J’avais, quand j’étais étudiant, coutume de dire : “quand je n’arrive pas à résoudre un problème je me couche et m’endors avec lui, je suis sûr de me réveiller le lendemain matin avec la solution ! ” ( A noter que je ne fixais pas un objectif trop prégnant, Je dois avouer que si la question était particulièrement ardue, je prenais le risque d’une nuit blanche ! ). Phénomène que d ‘aucuns qualifient de “moi inconscient” voire de “moi subliminal”.
La lucidité matinale est souvent surprenante. Au cours du sommeil, des éléments épars dans l’esprit, des expériences anciennes, des connaissances reléguées parce que (hâtivement) jugées sans intérêt,.. s’associent, se classent spontanément; Il convient au réveil, sans insistance excessive d’extraire l’idée native parfois un peu brute Le repos n’est pas vraiment créateur, il est restaurateur, combineur, éclaircisseur, catalyseur d’une chimie parfois étonnante, il provoque des rencontres et des rapprochements d’idées.

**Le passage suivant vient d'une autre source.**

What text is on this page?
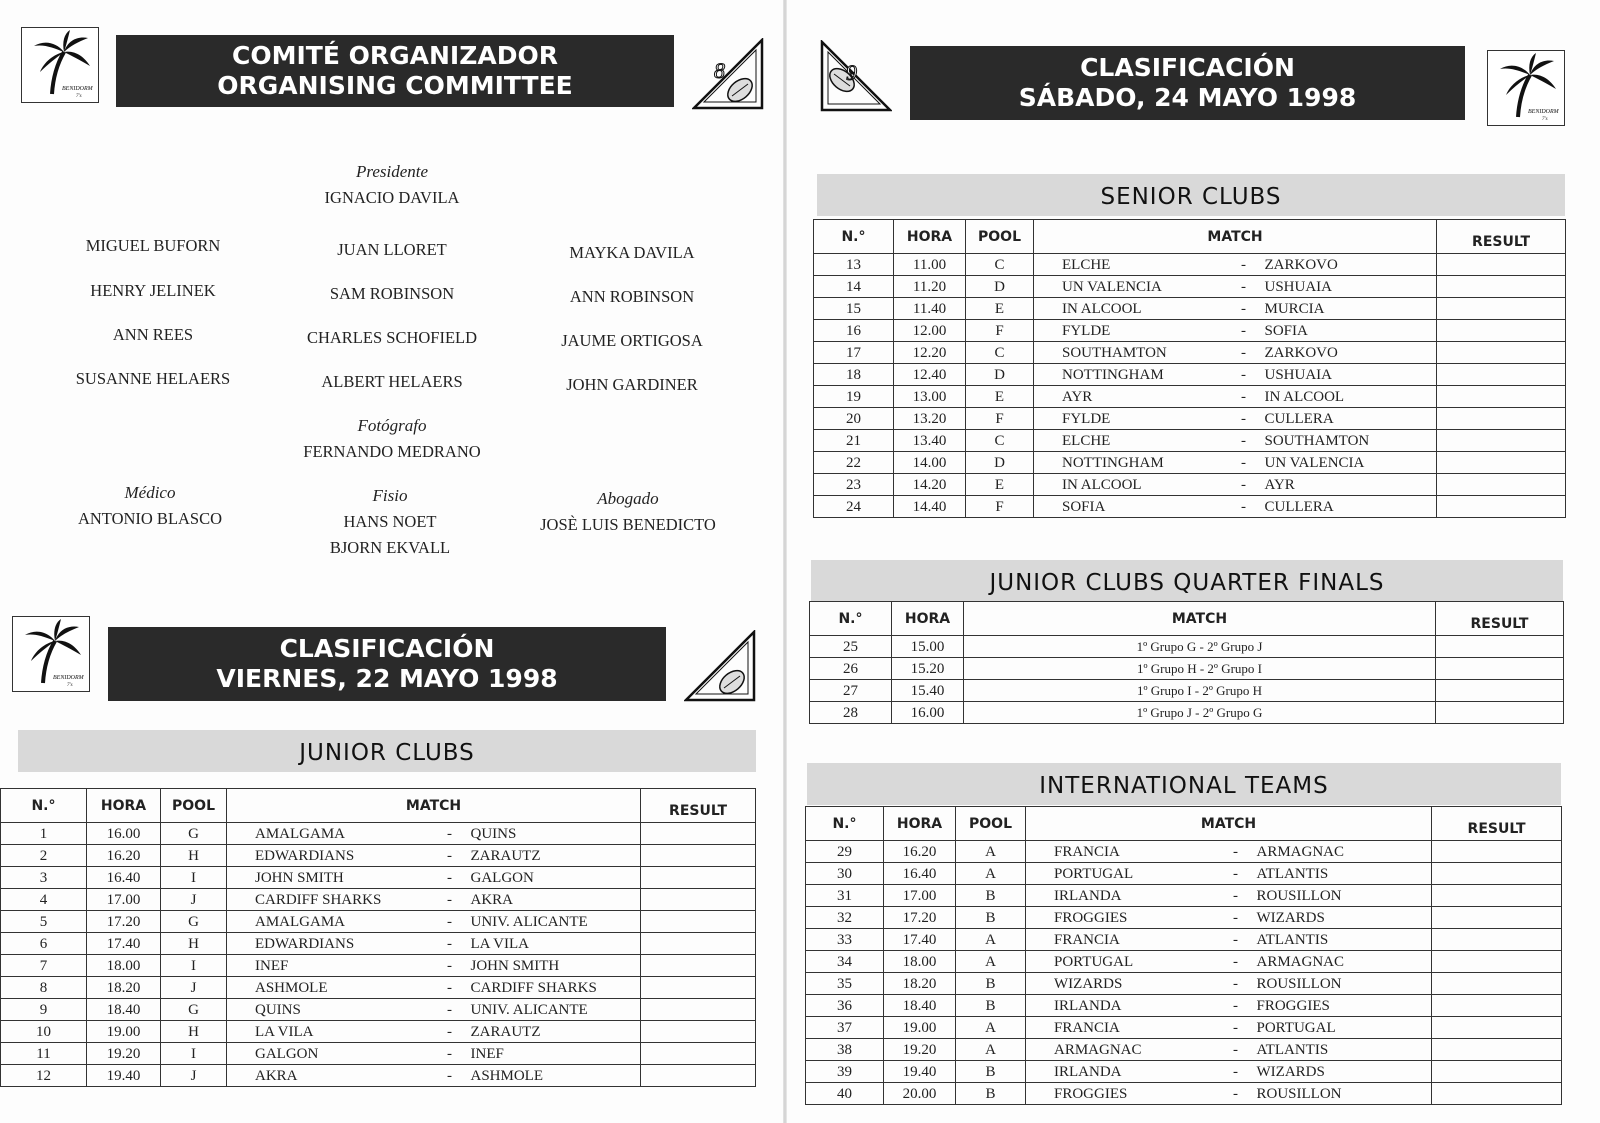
BENIDORM
7's
COMITÉ ORGANIZADOR
ORGANISING COMMITTEE
8
Presidente
IGNACIO DAVILA
MIGUEL BUFORN	JUAN LLORET	MAYKA DAVILA
HENRY JELINEK	SAM ROBINSON	ANN ROBINSON
ANN REES	CHARLES SCHOFIELD	JAUME ORTIGOSA
SUSANNE HELAERS	ALBERT HELAERS	JOHN GARDINER
Fotógrafo
FERNANDO MEDRANO
Médico
ANTONIO BLASCO
Fisio
HANS NOET
BJORN EKVALL
Abogado
JOSÈ LUIS BENEDICTO
BENIDORM
7's
CLASIFICACIÓN
VIERNES, 22 MAYO 1998
JUNIOR CLUBS
N.°	HORA	POOL	MATCH			RESULT
1	16.00	G	AMALGAMA	-	QUINS	
2	16.20	H	EDWARDIANS	-	ZARAUTZ	
3	16.40	I	JOHN SMITH	-	GALGON	
4	17.00	J	CARDIFF SHARKS	-	AKRA	
5	17.20	G	AMALGAMA	-	UNIV. ALICANTE	
6	17.40	H	EDWARDIANS	-	LA VILA	
7	18.00	I	INEF	-	JOHN SMITH	
8	18.20	J	ASHMOLE	-	CARDIFF SHARKS	
9	18.40	G	QUINS	-	UNIV. ALICANTE	
10	19.00	H	LA VILA	-	ZARAUTZ	
11	19.20	I	GALGON	-	INEF	
12	19.40	J	AKRA	-	ASHMOLE	
9	CLASIFICACIÓN
SÁBADO, 24 MAYO 1998	BENIDORM
7's
SENIOR CLUBS
N.°	HORA	POOL	MATCH			RESULT
13	11.00	C	ELCHE	-	ZARKOVO	
14	11.20	D	UN VALENCIA	-	USHUAIA	
15	11.40	E	IN ALCOOL	-	MURCIA	
16	12.00	F	FYLDE	-	SOFIA	
17	12.20	C	SOUTHAMTON	-	ZARKOVO	
18	12.40	D	NOTTINGHAM	-	USHUAIA	
19	13.00	E	AYR	-	IN ALCOOL	
20	13.20	F	FYLDE	-	CULLERA	
21	13.40	C	ELCHE	-	SOUTHAMTON	
22	14.00	D	NOTTINGHAM	-	UN VALENCIA	
23	14.20	E	IN ALCOOL	-	AYR	
24	14.40	F	SOFIA	-	CULLERA	
JUNIOR CLUBS QUARTER FINALS
N.°	HORA	MATCH	RESULT
25	15.00	1º Grupo G - 2º Grupo J	
26	15.20	1º Grupo H - 2º Grupo I	
27	15.40	1º Grupo I - 2º Grupo H	
28	16.00	1º Grupo J - 2º Grupo G	
INTERNATIONAL TEAMS
N.°	HORA	POOL	MATCH			RESULT
29	16.20	A	FRANCIA	-	ARMAGNAC	
30	16.40	A	PORTUGAL	-	ATLANTIS	
31	17.00	B	IRLANDA	-	ROUSILLON	
32	17.20	B	FROGGIES	-	WIZARDS	
33	17.40	A	FRANCIA	-	ATLANTIS	
34	18.00	A	PORTUGAL	-	ARMAGNAC	
35	18.20	B	WIZARDS	-	ROUSILLON	
36	18.40	B	IRLANDA	-	FROGGIES	
37	19.00	A	FRANCIA	-	PORTUGAL	
38	19.20	A	ARMAGNAC	-	ATLANTIS	
39	19.40	B	IRLANDA	-	WIZARDS	
40	20.00	B	FROGGIES	-	ROUSILLON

Poincaré accorde une place centrale à l’inconscient: «Ce qui frappe tout d’abord, ce sont ces apparences d’illumination subite, signes manifestes d’un long travail inconscient antérieur; le rôle de ce travail inconscient dans l’invention mathématique me paraît incontestable. Poincaré considère l’inconscient comme réellement créatif. Le “moi inconscient” ou, comme on dit, le moi subliminal, joue un rôle capital dans l’invention mathématique, Poincaré privilégiera la dimension psychologique de l’invention n’hésitant pas à prendre une position, surprenante pour un scientifique de sa réputation, qui se. rapproche des vues que défendra Jacques Lacan : “Le moi subliminal” n’est pas purement automatique, il est capable de discernement, il a du tact, de la délicatesse; il sait choisir, il sait deviner. Que dis-je, il sait mieux deviner que le “moi” “L’inconscient mathématicien” ! !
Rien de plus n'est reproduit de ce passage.